Three tips for expert networking that improve staffing and recruiting results

As a staffing professional, your job doesn’t just start with providing an expert recommendation to a client about which workers will provide the right set of skills to fill a role. You have to find the candidates first. And expert networking will help. Networking puts you in a room with professionals from a wide range of industries who might be looking for a new job.

Expertly honing your networking skills will allow you to gain introduction to workers who could possibly fill either a current or future position offered by one of your clients. By meeting an individual at a networking event, you are getting a face-to-face evaluation opportunity. Leave a strong impression with a professional at a networking event and then fill out a profile for the individual using your recruiting software. When you are looking to fill a position, you will then have a wider array of people you’ve already met who could fit the role’s requirements. And don’t forget that networking referrals from your candidates and contingent employees are often the best source for new candidates.

Keep these three networking tips in mind so that you make the most out of every meeting:

1) Get rid of the sales pitch. When you are at a networking event, it’s easy to fall back on a choreographed introduction of who you are, who you work for and what you can offer someone. You will often be better remembered as a strong listener – one who showed real interest in others – THEN offer up what you do and your (nine-second) value proposition. Take the time to instead create a bond with a person. People remember those who they enjoyed talking to and they are often more willing to work with an individual if a friendly bond was created. Instead of pushing what you do and what you can offer someone, work on trying to create a natural conversation.

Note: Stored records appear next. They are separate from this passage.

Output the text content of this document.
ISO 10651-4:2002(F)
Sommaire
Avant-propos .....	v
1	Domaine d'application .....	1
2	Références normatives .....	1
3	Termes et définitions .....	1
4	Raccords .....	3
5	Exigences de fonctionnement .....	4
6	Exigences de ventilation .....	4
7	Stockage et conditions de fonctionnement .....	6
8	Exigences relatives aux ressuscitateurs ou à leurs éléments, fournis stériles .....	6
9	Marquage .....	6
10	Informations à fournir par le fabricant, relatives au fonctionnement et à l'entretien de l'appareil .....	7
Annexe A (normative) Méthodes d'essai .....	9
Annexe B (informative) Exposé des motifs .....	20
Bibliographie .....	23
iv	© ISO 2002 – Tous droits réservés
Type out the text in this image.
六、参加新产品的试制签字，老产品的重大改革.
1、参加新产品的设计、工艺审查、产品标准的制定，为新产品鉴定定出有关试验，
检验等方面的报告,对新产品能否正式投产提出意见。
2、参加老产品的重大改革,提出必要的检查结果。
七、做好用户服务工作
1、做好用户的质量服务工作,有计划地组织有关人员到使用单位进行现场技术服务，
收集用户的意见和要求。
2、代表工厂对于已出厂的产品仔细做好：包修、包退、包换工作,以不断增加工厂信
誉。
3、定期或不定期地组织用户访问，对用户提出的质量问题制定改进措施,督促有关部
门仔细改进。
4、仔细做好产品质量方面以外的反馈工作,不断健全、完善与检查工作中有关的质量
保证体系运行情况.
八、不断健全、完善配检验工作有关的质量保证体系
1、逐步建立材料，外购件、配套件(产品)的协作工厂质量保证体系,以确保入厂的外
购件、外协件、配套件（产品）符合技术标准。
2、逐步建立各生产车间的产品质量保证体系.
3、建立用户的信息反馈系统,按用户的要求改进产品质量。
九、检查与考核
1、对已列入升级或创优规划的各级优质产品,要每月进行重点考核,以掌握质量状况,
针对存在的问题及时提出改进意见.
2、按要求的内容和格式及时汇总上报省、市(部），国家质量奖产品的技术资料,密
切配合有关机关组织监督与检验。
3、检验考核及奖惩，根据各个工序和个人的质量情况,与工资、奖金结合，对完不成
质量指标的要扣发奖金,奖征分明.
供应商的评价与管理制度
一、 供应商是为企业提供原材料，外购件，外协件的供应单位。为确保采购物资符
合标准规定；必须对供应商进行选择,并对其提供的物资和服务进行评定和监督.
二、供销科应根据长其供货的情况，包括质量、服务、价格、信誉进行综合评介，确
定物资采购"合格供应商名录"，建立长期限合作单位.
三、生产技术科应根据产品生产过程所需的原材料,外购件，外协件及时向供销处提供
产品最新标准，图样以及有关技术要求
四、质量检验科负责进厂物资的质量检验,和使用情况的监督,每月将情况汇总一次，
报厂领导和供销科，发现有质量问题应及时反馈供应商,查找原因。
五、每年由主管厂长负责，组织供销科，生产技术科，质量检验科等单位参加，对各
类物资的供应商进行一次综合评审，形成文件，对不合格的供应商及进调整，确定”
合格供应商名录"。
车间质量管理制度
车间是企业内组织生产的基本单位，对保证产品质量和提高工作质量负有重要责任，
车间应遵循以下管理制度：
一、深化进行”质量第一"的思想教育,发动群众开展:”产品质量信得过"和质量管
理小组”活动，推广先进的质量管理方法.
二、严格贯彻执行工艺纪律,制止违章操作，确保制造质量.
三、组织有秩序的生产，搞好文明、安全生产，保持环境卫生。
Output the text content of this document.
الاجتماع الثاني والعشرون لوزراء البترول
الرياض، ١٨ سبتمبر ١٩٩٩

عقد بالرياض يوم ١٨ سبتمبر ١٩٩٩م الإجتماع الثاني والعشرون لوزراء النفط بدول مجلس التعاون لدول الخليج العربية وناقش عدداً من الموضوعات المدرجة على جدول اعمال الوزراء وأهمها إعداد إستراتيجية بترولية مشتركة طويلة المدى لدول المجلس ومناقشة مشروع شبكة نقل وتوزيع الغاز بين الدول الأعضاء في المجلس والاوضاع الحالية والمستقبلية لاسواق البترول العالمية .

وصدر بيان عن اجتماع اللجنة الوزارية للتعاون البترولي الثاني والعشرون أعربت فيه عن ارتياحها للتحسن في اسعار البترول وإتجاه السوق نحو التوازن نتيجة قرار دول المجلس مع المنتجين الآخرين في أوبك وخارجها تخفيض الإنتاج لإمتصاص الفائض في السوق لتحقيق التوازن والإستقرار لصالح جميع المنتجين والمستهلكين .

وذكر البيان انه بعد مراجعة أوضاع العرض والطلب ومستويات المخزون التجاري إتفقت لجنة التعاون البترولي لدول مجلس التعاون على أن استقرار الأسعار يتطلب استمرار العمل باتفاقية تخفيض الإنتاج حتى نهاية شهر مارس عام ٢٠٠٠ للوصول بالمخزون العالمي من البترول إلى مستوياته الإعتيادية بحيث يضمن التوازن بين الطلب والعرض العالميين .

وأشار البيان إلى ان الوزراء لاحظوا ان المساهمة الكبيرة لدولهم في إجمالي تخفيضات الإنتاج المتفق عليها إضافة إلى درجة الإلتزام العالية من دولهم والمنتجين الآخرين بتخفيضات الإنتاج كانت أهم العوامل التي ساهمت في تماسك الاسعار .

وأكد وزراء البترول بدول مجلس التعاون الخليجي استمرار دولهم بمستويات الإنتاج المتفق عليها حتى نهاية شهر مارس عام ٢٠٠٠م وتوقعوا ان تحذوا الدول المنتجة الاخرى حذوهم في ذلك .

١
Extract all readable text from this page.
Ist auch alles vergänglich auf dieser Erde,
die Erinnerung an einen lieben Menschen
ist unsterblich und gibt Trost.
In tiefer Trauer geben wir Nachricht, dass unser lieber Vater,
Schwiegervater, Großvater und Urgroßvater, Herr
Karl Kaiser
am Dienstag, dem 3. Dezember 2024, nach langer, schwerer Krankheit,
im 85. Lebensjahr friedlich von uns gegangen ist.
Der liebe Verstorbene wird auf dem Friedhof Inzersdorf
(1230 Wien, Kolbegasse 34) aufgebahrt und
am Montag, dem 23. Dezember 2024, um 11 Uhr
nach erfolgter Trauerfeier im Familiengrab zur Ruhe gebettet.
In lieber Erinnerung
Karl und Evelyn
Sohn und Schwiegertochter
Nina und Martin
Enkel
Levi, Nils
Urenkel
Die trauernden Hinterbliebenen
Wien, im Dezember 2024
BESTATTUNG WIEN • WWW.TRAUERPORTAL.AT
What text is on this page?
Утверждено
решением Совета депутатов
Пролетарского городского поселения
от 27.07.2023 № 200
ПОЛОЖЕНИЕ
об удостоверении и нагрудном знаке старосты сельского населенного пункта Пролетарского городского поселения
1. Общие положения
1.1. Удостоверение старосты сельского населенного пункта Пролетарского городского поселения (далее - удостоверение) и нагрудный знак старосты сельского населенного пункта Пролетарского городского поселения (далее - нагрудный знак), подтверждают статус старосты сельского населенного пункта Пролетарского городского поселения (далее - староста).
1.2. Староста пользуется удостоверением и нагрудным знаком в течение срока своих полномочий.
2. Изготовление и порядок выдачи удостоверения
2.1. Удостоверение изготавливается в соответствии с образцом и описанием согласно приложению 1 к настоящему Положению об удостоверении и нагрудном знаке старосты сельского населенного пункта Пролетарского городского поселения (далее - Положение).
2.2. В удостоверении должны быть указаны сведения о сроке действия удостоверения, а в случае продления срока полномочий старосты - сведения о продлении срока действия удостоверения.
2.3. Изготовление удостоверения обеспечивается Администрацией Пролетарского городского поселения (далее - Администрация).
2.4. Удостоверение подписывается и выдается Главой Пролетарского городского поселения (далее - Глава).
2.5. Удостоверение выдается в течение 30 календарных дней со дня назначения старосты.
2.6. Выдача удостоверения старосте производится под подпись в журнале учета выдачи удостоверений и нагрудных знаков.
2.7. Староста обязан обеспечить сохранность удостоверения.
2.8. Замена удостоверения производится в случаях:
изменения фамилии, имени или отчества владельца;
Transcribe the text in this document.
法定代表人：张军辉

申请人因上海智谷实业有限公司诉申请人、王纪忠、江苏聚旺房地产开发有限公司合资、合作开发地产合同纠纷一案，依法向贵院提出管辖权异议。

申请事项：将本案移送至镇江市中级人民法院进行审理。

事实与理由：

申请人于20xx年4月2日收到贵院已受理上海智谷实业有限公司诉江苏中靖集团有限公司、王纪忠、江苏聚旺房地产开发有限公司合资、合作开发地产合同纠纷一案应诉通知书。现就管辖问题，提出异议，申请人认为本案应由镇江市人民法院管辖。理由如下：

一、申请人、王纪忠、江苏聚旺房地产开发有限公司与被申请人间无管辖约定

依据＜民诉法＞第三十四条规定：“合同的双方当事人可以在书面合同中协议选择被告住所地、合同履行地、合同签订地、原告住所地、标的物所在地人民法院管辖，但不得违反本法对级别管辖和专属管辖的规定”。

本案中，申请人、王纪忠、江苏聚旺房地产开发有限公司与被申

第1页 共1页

2) Create a tracking method. At larger networking events it can become easy for the names, faces and stories to blur together. Try and create a simple method of tracking all the names and contact information you receive. For example, if you receive business cards you have all of a person’s contact information right there with you. Consider jotting down a few descriptors on the card once you leave his or her presence so that you can better remember details about them. If a potential contact does not have a business card on hand, you have another key tool that can be helpful. Ask the individual if they are on LinkedIn and if it is ok to make a professional connection with them while you are right there at the event using your smartphone.

3) Practice. Our number one piece of advice was not to sound like a sale pitch, however, that does not mean you have to wing it when you walk into a networking event. You can practice more than a few different responses to commonly asked questions so you feel more comfortable at a networking event. This is an especially important step if you feel uncomfortable talking to strangers in an unfamiliar setting. Just because you’re used to performing interviews or talking on the phone with someone, doesn’t mean you are infallible to a bit of social jitters. If you don’t have a rehearsed answer ready or a go-to story, make sure you attend networking events somewhat regularly so you don’t fall out of practice.

As a staffing and recruiting professional, a large part of the job is related to having a database or recruitment program of talented individuals who can fill a position at any time. Do you attend networking events? Do you have any other recommendations for making the most out of these opportunities?